What followed was a devoted friendship and, last year, Ms Denny surprised Ms Jones by showing up on her doorstep in Karratha having acquired a multi-combination truck licence.

Ms Denny had stumbled upon a common problem for new entrants to the market – few jobs were available to inexperienced drivers and the cost of logging the hours required was prohibitive.

Together, the two women devised a solution. They co-founded the Pilbara Heavy Haulage Girls, a training initiative to give young drivers a chance to gain the minimum 180 driving hours needed before transport companies showed interest in hiring them.

Using four trucks from Success Transport and some subcontracted rigs, Ms Jones and her team have so far mentored and supervised four young women.

“If they had to pay for these hours of driving it’s up to $42,000. We’re giving them that for free,” Ms Jones said.

At the moment the pilot program is a drain on Success Transport’s resources, but Ms Jones said it had generated a lot of interest and looked likely to also gain financial support.

“We’ve been contacted by four multinationals wanting to help us financially to get as many people through our system as we possibly can,” she said.

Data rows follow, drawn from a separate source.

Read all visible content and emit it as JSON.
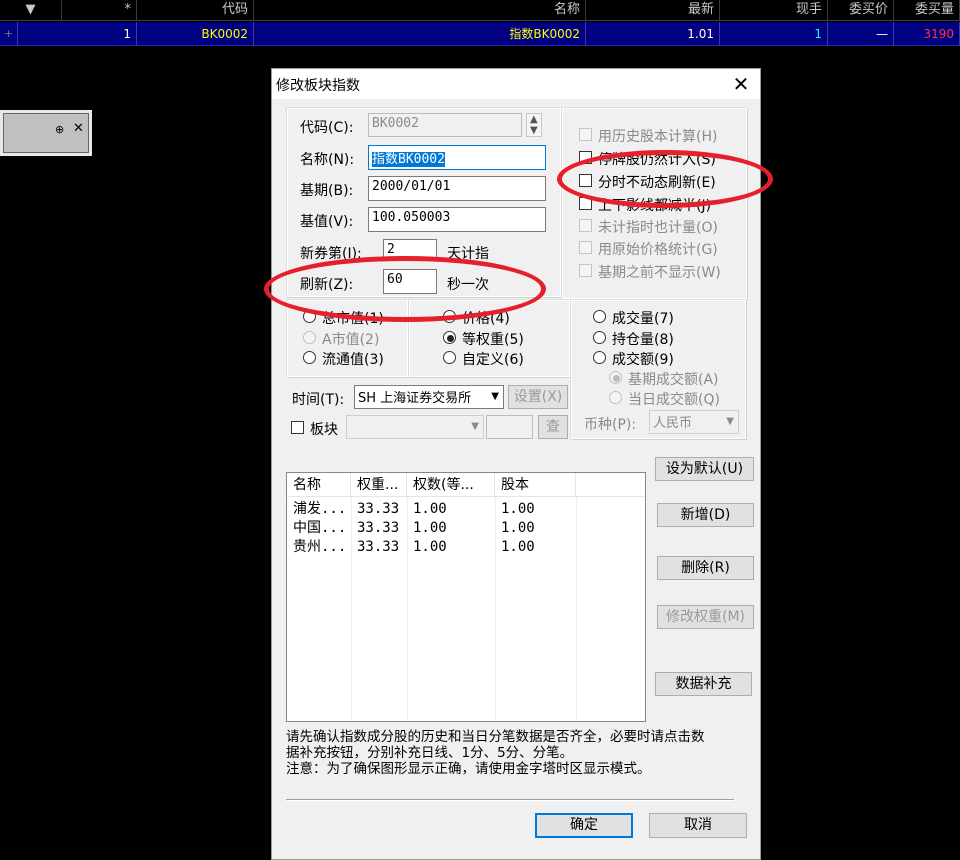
{
  "quote_table": {
    "headers": [
      "▼",
      "*",
      "代码",
      "名称",
      "最新",
      "现手",
      "委买价",
      "委买量"
    ],
    "row": {
      "index": "1",
      "code": "BK0002",
      "name": "指数BK0002",
      "latest": "1.01",
      "volume_now": "1",
      "bid_price": "—",
      "bid_qty": "3190"
    }
  },
  "float_panel": {
    "pin": "⊕",
    "close": "✕"
  },
  "dialog": {
    "title": "修改板块指数",
    "close_label": "✕",
    "fields": {
      "code_label": "代码(C):",
      "code_value": "BK0002",
      "name_label": "名称(N):",
      "name_value": "指数BK0002",
      "base_date_label": "基期(B):",
      "base_date_value": "2000/01/01",
      "base_value_label": "基值(V):",
      "base_value_value": "100.050003",
      "new_stock_label": "新券第(I):",
      "new_stock_value": "2",
      "new_stock_suffix": "天计指",
      "refresh_label": "刷新(Z):",
      "refresh_value": "60",
      "refresh_suffix": "秒一次"
    },
    "options": {
      "opt1": "用历史股本计算(H)",
      "opt2": "停牌股仍然计入(S)",
      "opt3": "分时不动态刷新(E)",
      "opt4": "上下影线都减半(J)",
      "opt5": "未计指时也计量(O)",
      "opt6": "用原始价格统计(G)",
      "opt7": "基期之前不显示(W)"
    },
    "weight_base": {
      "total_cap": "总市值(1)",
      "a_cap": "A市值(2)",
      "float_cap": "流通值(3)"
    },
    "weight_mode": {
      "price": "价格(4)",
      "equal": "等权重(5)",
      "custom": "自定义(6)"
    },
    "volume_mode": {
      "vol": "成交量(7)",
      "oi": "持仓量(8)",
      "amount": "成交额(9)",
      "base_amount": "基期成交额(A)",
      "day_amount": "当日成交额(Q)",
      "currency_label": "币种(P):",
      "currency_value": "人民币"
    },
    "time": {
      "label": "时间(T):",
      "value": "SH 上海证券交易所",
      "set_button": "设置(X)"
    },
    "block": {
      "label": "板块",
      "search_button": "查"
    },
    "list": {
      "columns": [
        "名称",
        "权重...",
        "权数(等...",
        "股本"
      ],
      "rows": [
        [
          "浦发...",
          "33.33",
          "1.00",
          "1.00"
        ],
        [
          "中国...",
          "33.33",
          "1.00",
          "1.00"
        ],
        [
          "贵州...",
          "33.33",
          "1.00",
          "1.00"
        ]
      ]
    },
    "side_buttons": {
      "set_default": "设为默认(U)",
      "add": "新增(D)",
      "delete": "删除(R)",
      "edit_weight": "修改权重(M)",
      "data_fill": "数据补充"
    },
    "notes": {
      "line1": "请先确认指数成分股的历史和当日分笔数据是否齐全，必要时请点击数",
      "line2": "据补充按钮，分别补充日线、1分、5分、分笔。",
      "line3": "注意：为了确保图形显示正确，请使用金字塔时区显示模式。"
    },
    "ok": "确定",
    "cancel": "取消"
  },
  "colors": {
    "row_bg": "#000080",
    "annotation": "#e5202c",
    "accent": "#0078d7"
  }
}
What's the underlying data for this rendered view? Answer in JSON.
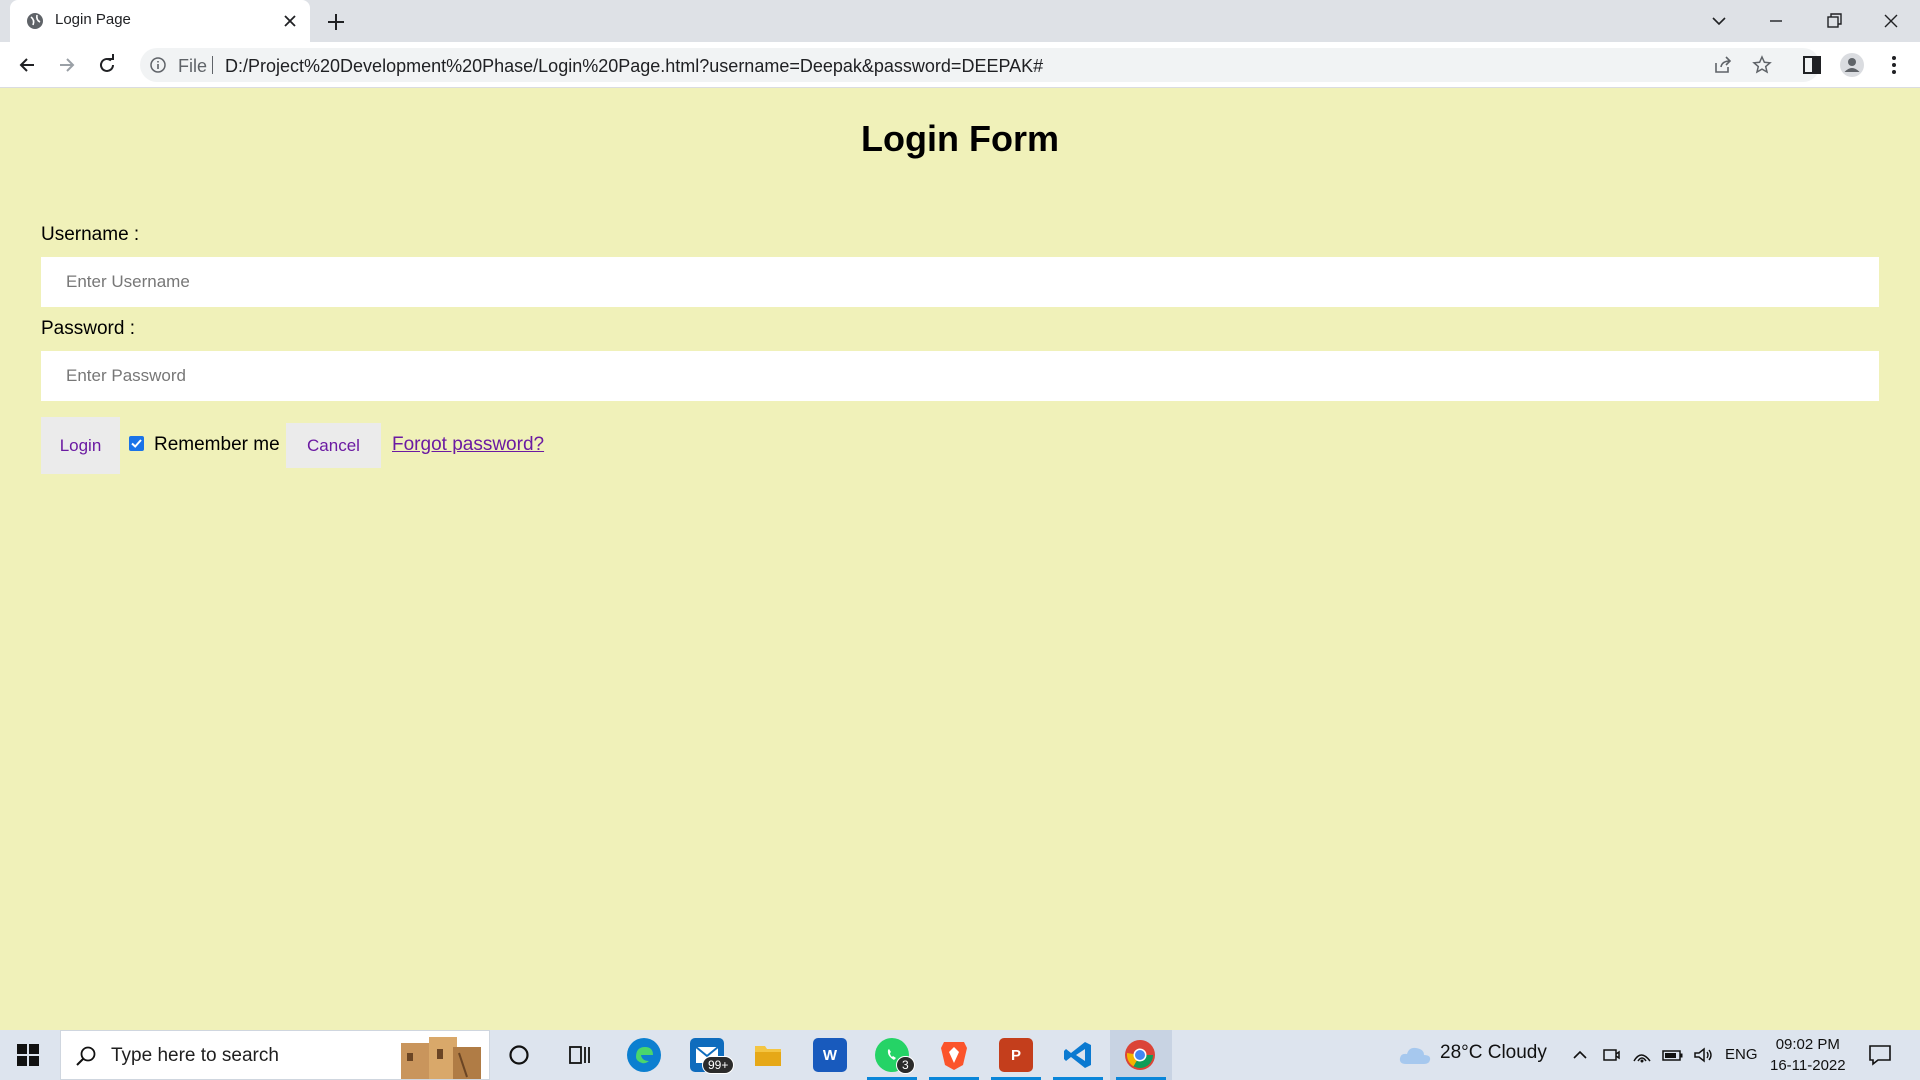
{
  "browser": {
    "tab_title": "Login Page",
    "url_scheme_label": "File",
    "url": "D:/Project%20Development%20Phase/Login%20Page.html?username=Deepak&password=DEEPAK#"
  },
  "page": {
    "title": "Login Form",
    "username_label": "Username :",
    "username_placeholder": "Enter Username",
    "password_label": "Password :",
    "password_placeholder": "Enter Password",
    "login_button": "Login",
    "remember_label": "Remember me",
    "remember_checked": true,
    "cancel_button": "Cancel",
    "forgot_link": "Forgot password?"
  },
  "taskbar": {
    "search_placeholder": "Type here to search",
    "mail_badge": "99+",
    "whatsapp_badge": "3",
    "weather": "28°C  Cloudy",
    "language": "ENG",
    "time": "09:02 PM",
    "date": "16-11-2022"
  },
  "colors": {
    "page_background": "#f0f1b9",
    "link": "#6b1aa2",
    "checkbox": "#1a73e8"
  }
}
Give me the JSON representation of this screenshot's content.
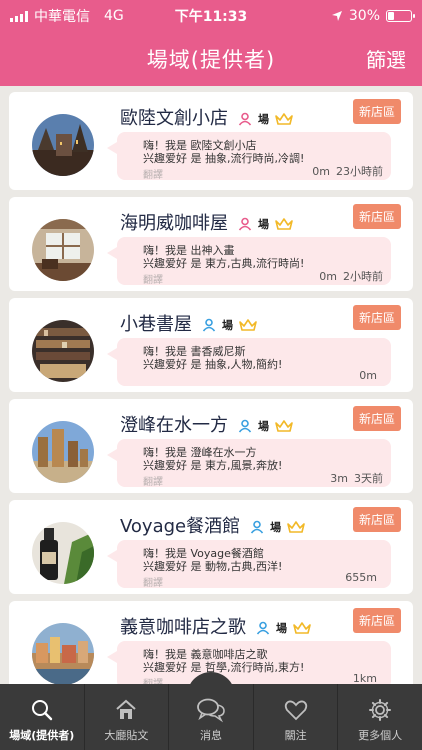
{
  "status": {
    "carrier": "中華電信",
    "network": "4G",
    "time": "下午11:33",
    "battery_text": "30%",
    "battery_level": 0.3
  },
  "nav": {
    "title": "場域(提供者)",
    "filter_label": "篩選"
  },
  "list": {
    "items": [
      {
        "name": "歐陸文創小店",
        "kind": "場",
        "badge": "新店區",
        "line1": "嗨！我是 歐陸文創小店",
        "line2": "兴趣爱好 是 抽象,流行時尚,冷調!",
        "translate": "翻譯",
        "distance": "0m",
        "time": "23小時前",
        "gender": "female"
      },
      {
        "name": "海明威咖啡屋",
        "kind": "場",
        "badge": "新店區",
        "line1": "嗨！我是 出神入畫",
        "line2": "兴趣爱好 是 東方,古典,流行時尚!",
        "translate": "翻譯",
        "distance": "0m",
        "time": "2小時前",
        "gender": "female"
      },
      {
        "name": "小巷書屋",
        "kind": "場",
        "badge": "新店區",
        "line1": "嗨！我是 書香威尼斯",
        "line2": "兴趣爱好 是 抽象,人物,簡約!",
        "translate": "",
        "distance": "0m",
        "time": "",
        "gender": "male"
      },
      {
        "name": "澄峰在水一方",
        "kind": "場",
        "badge": "新店區",
        "line1": "嗨！我是 澄峰在水一方",
        "line2": "兴趣爱好 是 東方,風景,奔放!",
        "translate": "翻譯",
        "distance": "3m",
        "time": "3天前",
        "gender": "male"
      },
      {
        "name": "Voyage餐酒館",
        "kind": "場",
        "badge": "新店區",
        "line1": "嗨！我是 Voyage餐酒館",
        "line2": "兴趣爱好 是 動物,古典,西洋!",
        "translate": "翻譯",
        "distance": "655m",
        "time": "",
        "gender": "male"
      },
      {
        "name": "義意咖啡店之歌",
        "kind": "場",
        "badge": "新店區",
        "line1": "嗨！我是 義意咖啡店之歌",
        "line2": "兴趣爱好 是 哲學,流行時尚,東方!",
        "translate": "翻譯",
        "distance": "1km",
        "time": "",
        "gender": "male"
      }
    ]
  },
  "tabs": [
    {
      "label": "場域(提供者)",
      "icon": "search-icon",
      "active": true
    },
    {
      "label": "大廳貼文",
      "icon": "home-icon",
      "active": false
    },
    {
      "label": "消息",
      "icon": "chat-bubbles-icon",
      "active": false
    },
    {
      "label": "關注",
      "icon": "heart-icon",
      "active": false
    },
    {
      "label": "更多個人",
      "icon": "gear-icon",
      "active": false
    }
  ],
  "colors": {
    "brand": "#e85c8c",
    "badge": "#f08a6a",
    "bubble": "#fde8ea",
    "tabbar": "#3a3a3a",
    "crown": "#f2b928",
    "female": "#e85c8c",
    "male": "#3aa0e0"
  }
}
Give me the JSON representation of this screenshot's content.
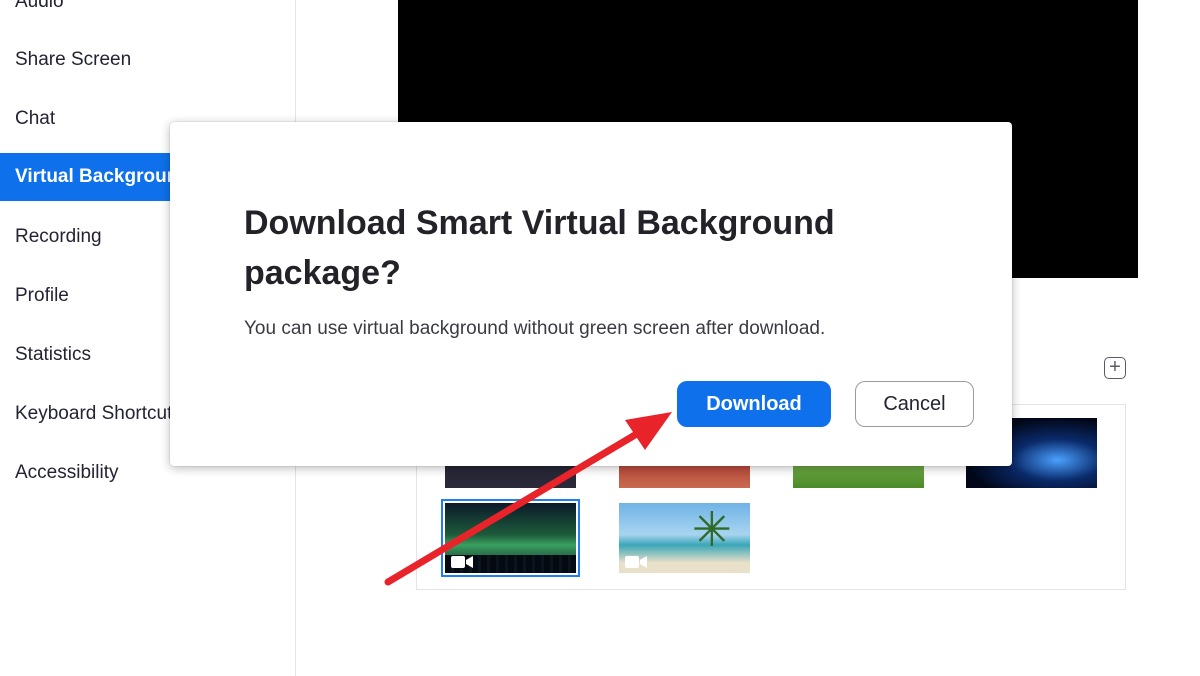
{
  "sidebar": {
    "items": [
      {
        "label": "Audio"
      },
      {
        "label": "Share Screen"
      },
      {
        "label": "Chat"
      },
      {
        "label": "Virtual Background",
        "active": true
      },
      {
        "label": "Recording"
      },
      {
        "label": "Profile"
      },
      {
        "label": "Statistics"
      },
      {
        "label": "Keyboard Shortcuts"
      },
      {
        "label": "Accessibility"
      }
    ]
  },
  "main": {
    "add_button_symbol": "+",
    "backgrounds": [
      {
        "name": "dark"
      },
      {
        "name": "bridge"
      },
      {
        "name": "grass"
      },
      {
        "name": "earth"
      },
      {
        "name": "aurora",
        "selected": true,
        "video": true
      },
      {
        "name": "beach",
        "video": true
      }
    ]
  },
  "dialog": {
    "title": "Download Smart Virtual Background package?",
    "message": "You can use virtual background without green screen after download.",
    "download_label": "Download",
    "cancel_label": "Cancel"
  },
  "colors": {
    "accent": "#0e71eb",
    "annotation_arrow": "#e8232a"
  },
  "icons": {
    "add": "plus-icon",
    "video": "video-camera-icon"
  }
}
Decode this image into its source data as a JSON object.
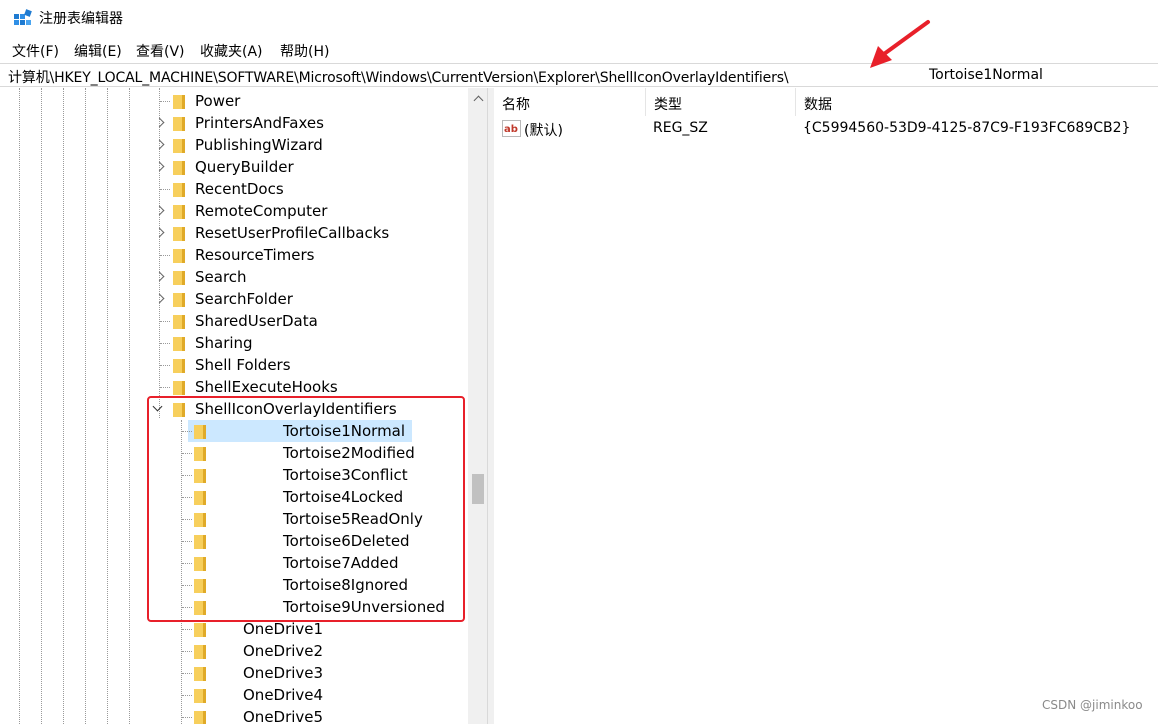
{
  "window": {
    "title": "注册表编辑器",
    "app_icon": "registry-editor-icon"
  },
  "menu": [
    "文件(F)",
    "编辑(E)",
    "查看(V)",
    "收藏夹(A)",
    "帮助(H)"
  ],
  "address": {
    "path": "计算机\\HKEY_LOCAL_MACHINE\\SOFTWARE\\Microsoft\\Windows\\CurrentVersion\\Explorer\\ShellIconOverlayIdentifiers\\",
    "key": "Tortoise1Normal"
  },
  "tree": {
    "items": [
      {
        "label": "Power",
        "expander": "none"
      },
      {
        "label": "PrintersAndFaxes",
        "expander": "collapsed"
      },
      {
        "label": "PublishingWizard",
        "expander": "collapsed"
      },
      {
        "label": "QueryBuilder",
        "expander": "collapsed"
      },
      {
        "label": "RecentDocs",
        "expander": "none"
      },
      {
        "label": "RemoteComputer",
        "expander": "collapsed"
      },
      {
        "label": "ResetUserProfileCallbacks",
        "expander": "collapsed"
      },
      {
        "label": "ResourceTimers",
        "expander": "none"
      },
      {
        "label": "Search",
        "expander": "collapsed"
      },
      {
        "label": "SearchFolder",
        "expander": "collapsed"
      },
      {
        "label": "SharedUserData",
        "expander": "none"
      },
      {
        "label": "Sharing",
        "expander": "none"
      },
      {
        "label": "Shell Folders",
        "expander": "none"
      },
      {
        "label": "ShellExecuteHooks",
        "expander": "none"
      },
      {
        "label": "ShellIconOverlayIdentifiers",
        "expander": "expanded"
      }
    ],
    "children": [
      {
        "label": "Tortoise1Normal",
        "selected": true
      },
      {
        "label": "Tortoise2Modified"
      },
      {
        "label": "Tortoise3Conflict"
      },
      {
        "label": "Tortoise4Locked"
      },
      {
        "label": "Tortoise5ReadOnly"
      },
      {
        "label": "Tortoise6Deleted"
      },
      {
        "label": "Tortoise7Added"
      },
      {
        "label": "Tortoise8Ignored"
      },
      {
        "label": "Tortoise9Unversioned"
      },
      {
        "label": "OneDrive1"
      },
      {
        "label": "OneDrive2"
      },
      {
        "label": "OneDrive3"
      },
      {
        "label": "OneDrive4"
      },
      {
        "label": "OneDrive5"
      }
    ]
  },
  "list": {
    "columns": [
      "名称",
      "类型",
      "数据"
    ],
    "rows": [
      {
        "icon": "string-value-icon",
        "name": "(默认)",
        "type": "REG_SZ",
        "data": "{C5994560-53D9-4125-87C9-F193FC689CB2}"
      }
    ]
  },
  "annotation_color": "#e8202a",
  "selection_color": "#cce8ff",
  "watermark": "CSDN @jiminkoo"
}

“We want to start up a training academy where we can train as many newly licensed truck drivers as is required to replace the ones who are retiring and the 500,000 that we need over the next 15 years.”

All of the girls who have finished the training so far were hired within a week and they’ve now got 300 people on their books wanting to join the Pilbara Heavy Haulage Girls.

“We have to do something positive and proactive and to keep our roads safe,” Ms Jones said.